- Pitcher
- Born: July 18, 1910 Salisbury, North Carolina, U.S.
- Died: September 2, 1996 (aged 86) Winston-Salem, North Carolina, U.S.
- Batted: RightThrew: Right

MLB debut
- May 30, 1939, for the Cincinnati Reds

Last MLB appearance
- July 2, 1939, for the Cincinnati Reds

MLB statistics
- Win–loss record: 0–0
- Earned run average: 9.53
- Strikeouts: 4
- Innings pitched: 52⁄3
- Stats at Baseball Reference

Teams
- Cincinnati Reds (1939);

= Wes Livengood =

American baseball player, scout, and manager (1910–1996)

Wesley Amos Livengood (July 18, 1910 – September 2, 1996) was an American professional baseball player, scout and manager, including some time spent as a minor league player-manager. A right-handed pitcher born in Salisbury, North Carolina, he stood 6 ft 2 in tall and weighed 172 lb.

Livengood attended Duke University and entered pro ball in 1932. He then spent 1933–36 out of organized baseball before returning to the minor leagues in 1937. Livengood broke into the big leagues with the Cincinnati Reds in 1939. He pitched a total of 52/3 innings for Cincinnati over five games as a reliever during the Reds' pennant-winning 1939 season.

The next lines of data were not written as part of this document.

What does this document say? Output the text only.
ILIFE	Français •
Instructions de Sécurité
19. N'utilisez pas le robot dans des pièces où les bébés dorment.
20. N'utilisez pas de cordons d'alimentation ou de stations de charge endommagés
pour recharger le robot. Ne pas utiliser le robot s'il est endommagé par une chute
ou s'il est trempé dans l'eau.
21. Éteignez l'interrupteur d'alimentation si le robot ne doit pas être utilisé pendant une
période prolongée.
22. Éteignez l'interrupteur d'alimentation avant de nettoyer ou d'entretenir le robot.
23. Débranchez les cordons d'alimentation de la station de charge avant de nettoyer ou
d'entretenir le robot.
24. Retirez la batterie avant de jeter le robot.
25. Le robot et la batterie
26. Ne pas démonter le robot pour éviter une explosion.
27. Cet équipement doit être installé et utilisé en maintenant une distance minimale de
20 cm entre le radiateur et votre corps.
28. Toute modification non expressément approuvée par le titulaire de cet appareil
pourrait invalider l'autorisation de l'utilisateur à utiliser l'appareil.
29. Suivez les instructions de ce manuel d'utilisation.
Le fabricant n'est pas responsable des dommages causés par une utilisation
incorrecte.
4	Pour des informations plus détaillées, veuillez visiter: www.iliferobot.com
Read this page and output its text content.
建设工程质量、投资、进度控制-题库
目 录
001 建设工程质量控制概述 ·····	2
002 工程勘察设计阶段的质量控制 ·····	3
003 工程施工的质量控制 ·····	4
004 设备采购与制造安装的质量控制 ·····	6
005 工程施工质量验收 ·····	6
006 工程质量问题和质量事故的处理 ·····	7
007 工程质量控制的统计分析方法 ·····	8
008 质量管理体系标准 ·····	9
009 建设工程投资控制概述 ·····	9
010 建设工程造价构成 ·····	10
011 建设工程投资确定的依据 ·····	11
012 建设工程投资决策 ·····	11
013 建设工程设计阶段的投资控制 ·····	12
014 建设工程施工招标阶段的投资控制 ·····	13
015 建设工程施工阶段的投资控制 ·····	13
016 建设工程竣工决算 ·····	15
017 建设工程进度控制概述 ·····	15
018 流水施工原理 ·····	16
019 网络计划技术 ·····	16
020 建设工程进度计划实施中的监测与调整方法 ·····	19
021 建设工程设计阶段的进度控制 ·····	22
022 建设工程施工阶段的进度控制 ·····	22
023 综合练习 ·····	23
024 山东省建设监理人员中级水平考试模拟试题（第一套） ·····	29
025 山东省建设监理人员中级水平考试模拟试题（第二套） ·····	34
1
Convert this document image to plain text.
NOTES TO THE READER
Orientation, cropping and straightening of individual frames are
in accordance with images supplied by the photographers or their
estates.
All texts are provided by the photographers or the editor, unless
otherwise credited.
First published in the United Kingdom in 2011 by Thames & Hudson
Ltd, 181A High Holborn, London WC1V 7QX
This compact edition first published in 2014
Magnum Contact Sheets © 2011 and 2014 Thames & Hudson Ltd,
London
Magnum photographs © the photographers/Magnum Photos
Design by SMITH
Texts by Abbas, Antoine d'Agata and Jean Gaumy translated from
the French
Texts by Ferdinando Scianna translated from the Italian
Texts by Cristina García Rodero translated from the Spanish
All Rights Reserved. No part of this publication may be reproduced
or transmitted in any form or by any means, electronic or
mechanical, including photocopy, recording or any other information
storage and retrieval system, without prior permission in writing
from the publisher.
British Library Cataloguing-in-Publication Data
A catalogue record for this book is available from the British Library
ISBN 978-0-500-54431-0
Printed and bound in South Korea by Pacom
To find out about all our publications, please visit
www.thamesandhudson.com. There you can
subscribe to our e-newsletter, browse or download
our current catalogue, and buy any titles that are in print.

He returned to the minors making stops in Knoxville, Durham, Portsmouth, and Milwaukee. He served in the Navy for two years during World War II where, among other things, he played baseball at Pearl Harbor.

After the war Livengood played more minor league ball through the 1952 season and sometimes served as the a player-manager, as he did for Kinston in 1951.

His best year was in 1938 when he went 21–9 with an ERA of 3.06 for the Class D Bassett Furnituremakers. Another outstanding campaign was 1943 when he went 18–10 for Milwaukee.

After his playing days were over, he managed in the minors and scouted for the Philadelphia Phillies for thirty years, where he discovered and/or signed players such as Don Cardwell, Jimmie Coker, and Dickie Noles.

He also owned and operated Carolinas Men's Shop and, later, the Livengood Furniture Company. He died at age 86 and is buried at Salem Cemetery in Winston-Salem.